Failure if handled poorly

If interactive and bulk workloads share one queue blindly, the product feels broken even when the workers are technically alive.

03

Fallbacks that do not hide failure

Problem

Silently running jobs in web-process threads can lose work during restarts.

Solution

Disable thread fallback in production, fail enqueue operations explicitly and persist retry/failure worker events.

Tradeoff

Users see a recoverable failure when the broker is down instead of receiving false confirmation.

Failure if handled poorly

If the system pretends background work started when it did not, support and users are left with content stuck in misleading states.

08

Failure modes & mitigations

Failure modes & mitigations

OCR failure on low-quality material

The pipeline records explicit failure or rejection states instead of silently looping on unreadable documents.

Worker crash during generation

Late acknowledgements, worker-loss rejection and retries make interrupted jobs visible and recoverable.

Broker or queue unavailability

Enqueue failures surface explicitly rather than falling back to unsafe in-process behavior in production.

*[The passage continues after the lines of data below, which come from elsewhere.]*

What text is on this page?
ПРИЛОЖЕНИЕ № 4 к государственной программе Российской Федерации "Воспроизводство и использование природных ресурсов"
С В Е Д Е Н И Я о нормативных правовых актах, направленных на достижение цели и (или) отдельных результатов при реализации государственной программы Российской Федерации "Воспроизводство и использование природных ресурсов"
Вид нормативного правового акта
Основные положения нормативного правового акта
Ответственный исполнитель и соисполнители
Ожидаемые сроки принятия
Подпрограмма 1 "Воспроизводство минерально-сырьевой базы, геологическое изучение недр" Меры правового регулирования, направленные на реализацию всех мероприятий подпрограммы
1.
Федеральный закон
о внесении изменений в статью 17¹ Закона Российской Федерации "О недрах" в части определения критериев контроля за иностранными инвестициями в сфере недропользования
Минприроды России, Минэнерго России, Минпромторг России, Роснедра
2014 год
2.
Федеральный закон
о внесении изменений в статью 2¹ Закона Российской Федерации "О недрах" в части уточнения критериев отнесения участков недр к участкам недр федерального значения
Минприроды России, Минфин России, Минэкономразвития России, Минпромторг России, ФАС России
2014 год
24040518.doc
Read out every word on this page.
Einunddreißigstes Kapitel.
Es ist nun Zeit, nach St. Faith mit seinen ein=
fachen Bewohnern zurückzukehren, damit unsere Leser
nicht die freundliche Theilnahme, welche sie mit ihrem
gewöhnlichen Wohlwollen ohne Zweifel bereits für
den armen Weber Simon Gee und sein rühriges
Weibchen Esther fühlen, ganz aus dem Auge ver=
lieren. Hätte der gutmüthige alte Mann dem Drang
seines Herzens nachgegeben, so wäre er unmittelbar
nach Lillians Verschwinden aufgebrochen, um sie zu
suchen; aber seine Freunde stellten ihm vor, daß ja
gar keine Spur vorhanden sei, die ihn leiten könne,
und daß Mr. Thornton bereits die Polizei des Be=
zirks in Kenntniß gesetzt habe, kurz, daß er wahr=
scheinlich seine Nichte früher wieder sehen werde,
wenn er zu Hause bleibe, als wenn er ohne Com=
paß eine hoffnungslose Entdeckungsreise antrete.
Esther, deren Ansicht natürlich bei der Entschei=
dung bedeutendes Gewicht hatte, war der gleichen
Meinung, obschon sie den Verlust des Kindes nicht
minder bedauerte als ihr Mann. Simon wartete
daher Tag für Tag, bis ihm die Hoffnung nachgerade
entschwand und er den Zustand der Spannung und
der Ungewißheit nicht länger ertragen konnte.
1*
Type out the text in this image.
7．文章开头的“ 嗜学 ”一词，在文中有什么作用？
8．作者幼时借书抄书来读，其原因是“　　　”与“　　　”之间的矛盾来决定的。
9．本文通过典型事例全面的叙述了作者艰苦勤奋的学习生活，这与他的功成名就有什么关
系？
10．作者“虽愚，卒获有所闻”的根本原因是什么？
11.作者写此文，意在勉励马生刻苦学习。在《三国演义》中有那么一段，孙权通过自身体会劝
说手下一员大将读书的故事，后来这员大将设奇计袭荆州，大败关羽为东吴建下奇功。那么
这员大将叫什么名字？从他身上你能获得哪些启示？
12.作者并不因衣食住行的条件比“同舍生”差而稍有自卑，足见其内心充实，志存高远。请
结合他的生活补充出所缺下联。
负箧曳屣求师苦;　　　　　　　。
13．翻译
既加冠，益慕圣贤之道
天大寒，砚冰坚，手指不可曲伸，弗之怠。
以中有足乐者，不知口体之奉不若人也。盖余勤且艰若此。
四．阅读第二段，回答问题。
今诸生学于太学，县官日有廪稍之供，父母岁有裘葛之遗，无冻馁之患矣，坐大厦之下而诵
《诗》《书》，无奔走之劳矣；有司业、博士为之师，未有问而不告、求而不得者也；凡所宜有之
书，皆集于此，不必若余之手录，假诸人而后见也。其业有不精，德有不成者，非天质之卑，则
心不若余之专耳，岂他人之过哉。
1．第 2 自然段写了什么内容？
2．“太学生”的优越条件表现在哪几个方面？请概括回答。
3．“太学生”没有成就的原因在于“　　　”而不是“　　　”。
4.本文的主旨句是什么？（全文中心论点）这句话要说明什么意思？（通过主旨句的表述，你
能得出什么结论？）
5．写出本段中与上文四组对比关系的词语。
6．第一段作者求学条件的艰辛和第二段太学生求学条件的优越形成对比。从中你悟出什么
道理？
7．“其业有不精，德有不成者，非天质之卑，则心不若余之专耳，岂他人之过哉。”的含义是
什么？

Stale task never completes

Stale-job recovery and queue health visibility give operations a way to inspect and recover incomplete work.

09

Technical decisions

Technical decisions

01

Extraction before generation

Native PDF text extraction is attempted first, with repair and OCR paths reserved for difficult documents.

02

Jobs, not long requests

Generation work is moved to Celery so HTTP responses remain predictable and work can be retried or observed independently.

03

Domain-specific AI services

Learning, practice and grading flows have separate services rather than one oversized prompt layer.

10

Security & operations

Security & operations

Isolated Redis responsibilities

Cache, sessions and Celery use separate logical databases to avoid cross-subsystem eviction.

Private media delivery

R2 objects remain private and are served through signed URLs with bounded expiration.

Proxy-aware security

HTTPS, trusted origins, proxy headers and callback source allowlists are validated for production.

Redacted observability

Request IDs and latency buckets are logged while tokens, passwords, cookies and file payloads are redacted.

  • Worker time limits, retry strategies and queue monitoring.
  • Structured production logs and error/performance monitoring.
  • Provider boundaries that keep model orchestration replaceable.

11

Delivered system

Delivered system

Implementation outcomes — no unverified commercial metrics.

Deterministic content lifecycle

Every uploaded course exposes a processing state and terminal failure path.

Workload isolation

Chat, generation, OCR and scheduled work no longer compete under one undifferentiated queue.

Recoverable operations

Retries, stale work and task failures produce explicit diagnostic signals.

Replaceable providers

Extraction and model providers sit behind domain services rather than product endpoints.

What I learned

“AI product quality depends as much on document conditioning, queue behavior and failure handling as it does on the model itself.”